SFO Museum, Who's On First and Airports

This is a blog post by aaron cope that was published on October 30, 2018 . It was tagged exhibitions, opendata, whosonfirst and airports.

There are between 4,000 to 5,000 medium to large airports in the world, in 2018. As of this writing about 300 are relevant – are “holding hands” – with the SFO Museum collection. As of today those (300) airports and the countries they belong to have a home on the Mills Field website.

Like the exhibition webpages that we discussed in the last blog post there isn’t much “stuff” to see yet, save a small amount of metadata for each location and a map. There will be, soon, as these are all airports that have a relationship with objects in our collection.
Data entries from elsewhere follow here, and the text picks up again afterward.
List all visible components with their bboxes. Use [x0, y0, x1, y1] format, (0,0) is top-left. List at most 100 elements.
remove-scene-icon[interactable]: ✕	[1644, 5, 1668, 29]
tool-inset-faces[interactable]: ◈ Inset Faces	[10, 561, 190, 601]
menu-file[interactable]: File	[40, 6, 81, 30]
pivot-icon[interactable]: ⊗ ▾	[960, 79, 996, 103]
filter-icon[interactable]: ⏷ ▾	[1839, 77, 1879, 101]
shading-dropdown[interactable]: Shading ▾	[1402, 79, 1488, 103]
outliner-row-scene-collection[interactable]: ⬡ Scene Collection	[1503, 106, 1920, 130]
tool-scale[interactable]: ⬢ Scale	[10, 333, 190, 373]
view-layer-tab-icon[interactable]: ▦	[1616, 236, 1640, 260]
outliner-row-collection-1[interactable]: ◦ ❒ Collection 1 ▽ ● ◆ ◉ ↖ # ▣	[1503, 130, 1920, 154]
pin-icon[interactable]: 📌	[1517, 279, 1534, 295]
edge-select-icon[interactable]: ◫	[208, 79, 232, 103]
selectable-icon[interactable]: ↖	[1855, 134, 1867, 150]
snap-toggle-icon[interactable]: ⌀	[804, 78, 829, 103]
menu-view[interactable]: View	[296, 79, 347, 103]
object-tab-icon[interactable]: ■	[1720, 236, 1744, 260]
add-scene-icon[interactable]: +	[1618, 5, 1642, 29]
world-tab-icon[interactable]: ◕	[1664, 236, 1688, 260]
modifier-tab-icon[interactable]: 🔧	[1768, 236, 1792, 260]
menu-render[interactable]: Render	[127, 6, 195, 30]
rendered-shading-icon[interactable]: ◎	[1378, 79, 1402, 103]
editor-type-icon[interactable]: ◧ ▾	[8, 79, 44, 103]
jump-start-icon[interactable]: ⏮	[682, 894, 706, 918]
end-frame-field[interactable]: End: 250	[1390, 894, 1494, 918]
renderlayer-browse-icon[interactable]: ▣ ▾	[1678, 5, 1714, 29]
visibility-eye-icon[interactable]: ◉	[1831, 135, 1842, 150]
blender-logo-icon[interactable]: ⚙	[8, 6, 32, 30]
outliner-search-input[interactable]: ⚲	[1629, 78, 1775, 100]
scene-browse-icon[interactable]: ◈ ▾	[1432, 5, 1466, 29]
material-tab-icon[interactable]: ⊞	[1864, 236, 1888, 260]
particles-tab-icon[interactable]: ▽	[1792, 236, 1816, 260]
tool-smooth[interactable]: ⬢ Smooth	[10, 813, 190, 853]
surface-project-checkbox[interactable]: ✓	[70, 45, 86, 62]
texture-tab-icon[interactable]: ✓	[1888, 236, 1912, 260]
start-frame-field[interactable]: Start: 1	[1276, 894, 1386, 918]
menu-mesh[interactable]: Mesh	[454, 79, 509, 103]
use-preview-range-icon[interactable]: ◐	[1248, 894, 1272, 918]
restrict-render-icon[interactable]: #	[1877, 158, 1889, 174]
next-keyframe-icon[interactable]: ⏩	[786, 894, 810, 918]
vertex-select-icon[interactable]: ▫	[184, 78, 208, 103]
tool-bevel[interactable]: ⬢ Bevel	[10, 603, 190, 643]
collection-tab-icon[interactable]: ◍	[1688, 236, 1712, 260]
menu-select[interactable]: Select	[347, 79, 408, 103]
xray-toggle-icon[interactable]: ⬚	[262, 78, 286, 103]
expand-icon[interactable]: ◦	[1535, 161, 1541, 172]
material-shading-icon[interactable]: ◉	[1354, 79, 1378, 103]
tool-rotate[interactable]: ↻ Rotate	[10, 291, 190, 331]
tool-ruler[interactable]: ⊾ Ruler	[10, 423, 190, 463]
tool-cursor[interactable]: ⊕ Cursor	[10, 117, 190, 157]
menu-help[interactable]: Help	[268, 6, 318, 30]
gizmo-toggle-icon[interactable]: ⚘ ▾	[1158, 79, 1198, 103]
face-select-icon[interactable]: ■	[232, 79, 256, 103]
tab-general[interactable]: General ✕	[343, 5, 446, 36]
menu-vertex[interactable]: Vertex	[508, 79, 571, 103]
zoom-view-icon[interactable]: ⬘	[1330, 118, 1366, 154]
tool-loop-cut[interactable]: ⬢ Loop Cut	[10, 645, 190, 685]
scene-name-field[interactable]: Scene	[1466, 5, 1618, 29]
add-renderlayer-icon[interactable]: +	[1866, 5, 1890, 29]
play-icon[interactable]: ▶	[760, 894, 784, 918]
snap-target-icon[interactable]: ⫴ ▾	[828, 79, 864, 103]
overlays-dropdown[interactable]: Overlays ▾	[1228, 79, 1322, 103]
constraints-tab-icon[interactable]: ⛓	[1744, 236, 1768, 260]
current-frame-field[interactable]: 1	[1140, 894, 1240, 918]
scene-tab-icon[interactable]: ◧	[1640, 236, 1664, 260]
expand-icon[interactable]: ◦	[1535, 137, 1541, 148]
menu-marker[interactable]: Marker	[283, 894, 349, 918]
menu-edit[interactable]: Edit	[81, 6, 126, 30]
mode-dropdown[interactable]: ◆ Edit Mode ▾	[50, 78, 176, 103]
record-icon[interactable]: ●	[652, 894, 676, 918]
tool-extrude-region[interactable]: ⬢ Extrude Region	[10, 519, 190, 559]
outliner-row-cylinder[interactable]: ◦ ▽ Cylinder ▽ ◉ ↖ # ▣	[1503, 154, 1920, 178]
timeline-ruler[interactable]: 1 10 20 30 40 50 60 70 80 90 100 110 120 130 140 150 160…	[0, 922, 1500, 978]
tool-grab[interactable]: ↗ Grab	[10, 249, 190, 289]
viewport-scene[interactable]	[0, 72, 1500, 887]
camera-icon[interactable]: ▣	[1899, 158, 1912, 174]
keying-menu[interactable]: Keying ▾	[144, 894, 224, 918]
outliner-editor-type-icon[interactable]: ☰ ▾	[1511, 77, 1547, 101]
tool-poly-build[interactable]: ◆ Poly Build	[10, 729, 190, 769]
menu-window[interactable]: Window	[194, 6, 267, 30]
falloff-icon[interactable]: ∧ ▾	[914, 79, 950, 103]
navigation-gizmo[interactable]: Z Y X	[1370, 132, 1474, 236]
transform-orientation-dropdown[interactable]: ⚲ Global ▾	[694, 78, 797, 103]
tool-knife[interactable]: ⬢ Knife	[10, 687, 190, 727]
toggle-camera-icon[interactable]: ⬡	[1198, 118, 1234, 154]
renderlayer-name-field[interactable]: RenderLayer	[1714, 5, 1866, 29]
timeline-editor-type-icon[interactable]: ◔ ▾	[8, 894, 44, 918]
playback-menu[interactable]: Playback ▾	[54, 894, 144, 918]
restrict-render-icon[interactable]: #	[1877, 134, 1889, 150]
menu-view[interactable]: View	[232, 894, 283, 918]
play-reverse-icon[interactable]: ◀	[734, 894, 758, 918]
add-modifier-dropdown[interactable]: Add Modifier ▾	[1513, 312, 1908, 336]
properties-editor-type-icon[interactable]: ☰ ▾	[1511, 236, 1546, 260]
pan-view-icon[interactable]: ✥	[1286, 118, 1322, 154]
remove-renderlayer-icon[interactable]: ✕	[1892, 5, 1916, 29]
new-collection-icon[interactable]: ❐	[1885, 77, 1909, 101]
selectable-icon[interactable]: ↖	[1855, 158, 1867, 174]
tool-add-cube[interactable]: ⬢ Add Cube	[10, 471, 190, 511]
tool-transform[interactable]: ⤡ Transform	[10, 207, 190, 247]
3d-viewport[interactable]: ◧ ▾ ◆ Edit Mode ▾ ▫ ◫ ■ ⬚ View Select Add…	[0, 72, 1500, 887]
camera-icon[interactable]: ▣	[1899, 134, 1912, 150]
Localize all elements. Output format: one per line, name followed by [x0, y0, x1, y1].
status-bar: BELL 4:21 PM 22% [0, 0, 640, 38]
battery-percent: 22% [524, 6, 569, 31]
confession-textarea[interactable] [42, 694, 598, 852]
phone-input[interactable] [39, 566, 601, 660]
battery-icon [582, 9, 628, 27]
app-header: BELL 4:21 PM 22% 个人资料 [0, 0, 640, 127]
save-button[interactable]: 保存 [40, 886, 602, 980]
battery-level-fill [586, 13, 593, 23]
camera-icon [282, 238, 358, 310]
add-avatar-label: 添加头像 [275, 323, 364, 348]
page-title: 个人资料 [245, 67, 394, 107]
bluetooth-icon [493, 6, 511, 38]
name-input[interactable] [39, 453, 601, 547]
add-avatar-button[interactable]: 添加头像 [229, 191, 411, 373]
You can reference individual airports by their unique Who’s On First (WOF) ID as well as their IATA or ICAO codes. For example, both of these URLs will take you to the Mills Field webpage for the Pierre Elliott Trudeau International Airport, in Montreal:

The same is true of countries, which can be addressed by their WOF ID or their ISO country code.

For example, both of these URLs will take you to the Mills Field webpage for Singapore:

Did you notice that you can reference airports and countries by their Who’s On First ID?

Instead of minting on our records and identifiers for common places we are marrying our data (buildings, terminals, exhibitions) with the pre-existing and continually updated Who’s On First dataset for administrative data (airports, cities, countries). We’ve submitted our own contributions, back to the WOF project, adding missing or historical airports where necessary.

That way when our respective projects talk about the Albuquerque International Airport (IATA code ABQ or WOF ID 102529173) we can be confident that we are talking about the same thing.

Rather than importing all 2.3 million administrative records from Who’s On First we have cloned only those records immediately relevant to the SFO Museum collection and the Mills Field website in to our own sfomuseum-data-whosonfirst dataset:

We use the go-whosonfirst-fetch command-line tool to keep copies of the WOF data we’ve cloned in sync with the source data. Like this:

$> ./bin/wof-fetch
	-reader 'reader=github repo=whosonfirst-data' \
	-reader 'reader=github repo=whosonfirst-data-postalcode-us' \
	-writer 'writer=repo root=/usr/local/data/sfomuseum-data-whosonfirst' \
	-belongs-to country \
	-mode repo \

This blog post is not the place for a detailed discussion of the go-whosonfirst-fetch tool but briefly this is what’s happening:

  • We’re defining two sources to read data from: The WOF GitHub repositories for administrative data and US postalcodes.
  • We’re defining a source to write data to: A local checkout of the sfomuseum-data-whosonfirst repository.
  • We’re asking the code to also fetch the country record for each matching record we’re cloning; that’s what the -belongs-to flag is for.
  • We’re reading the list of records to clone from the same local checkout of the sfomuseum-data-whosonfirst repository that we are writing data to; that’s what the -mode flag is for.

The sfomuseum-data-whosonfirst repository also has a separate properties folder where we define additional SFO Museum-specific properties that we want to append to the source WOF data. For example, these are the SFO Museum properties for Albuquerque International Airport:

  "sfomuseum:airport_id": 1, 
  "sfomuseum:name": "Albuquerque International Sunport", 
  "wof:concordances": {
    "icao:code": "KABQ", 
    "iata:code": "ABQ"
  "sfomuseum:placetype": "airport", 
  "sfomuseum:is_sfo": 1

Some of those properties might already exist in the source WOF data (like concordances) but the important point here is that we have a way to stay current with updates to data in Who’s On First while still preserving SFO Museum’s tweaks to and opinions about that data.

This feels like a small but meaningful step in how our open data might play nicely with other open data projects, both conceptually and at the level of brass-tacks implementation details.

In closing, we’ve added a random airport link so you can dive in with both feet and see where the computer-robots take you. Enjoy!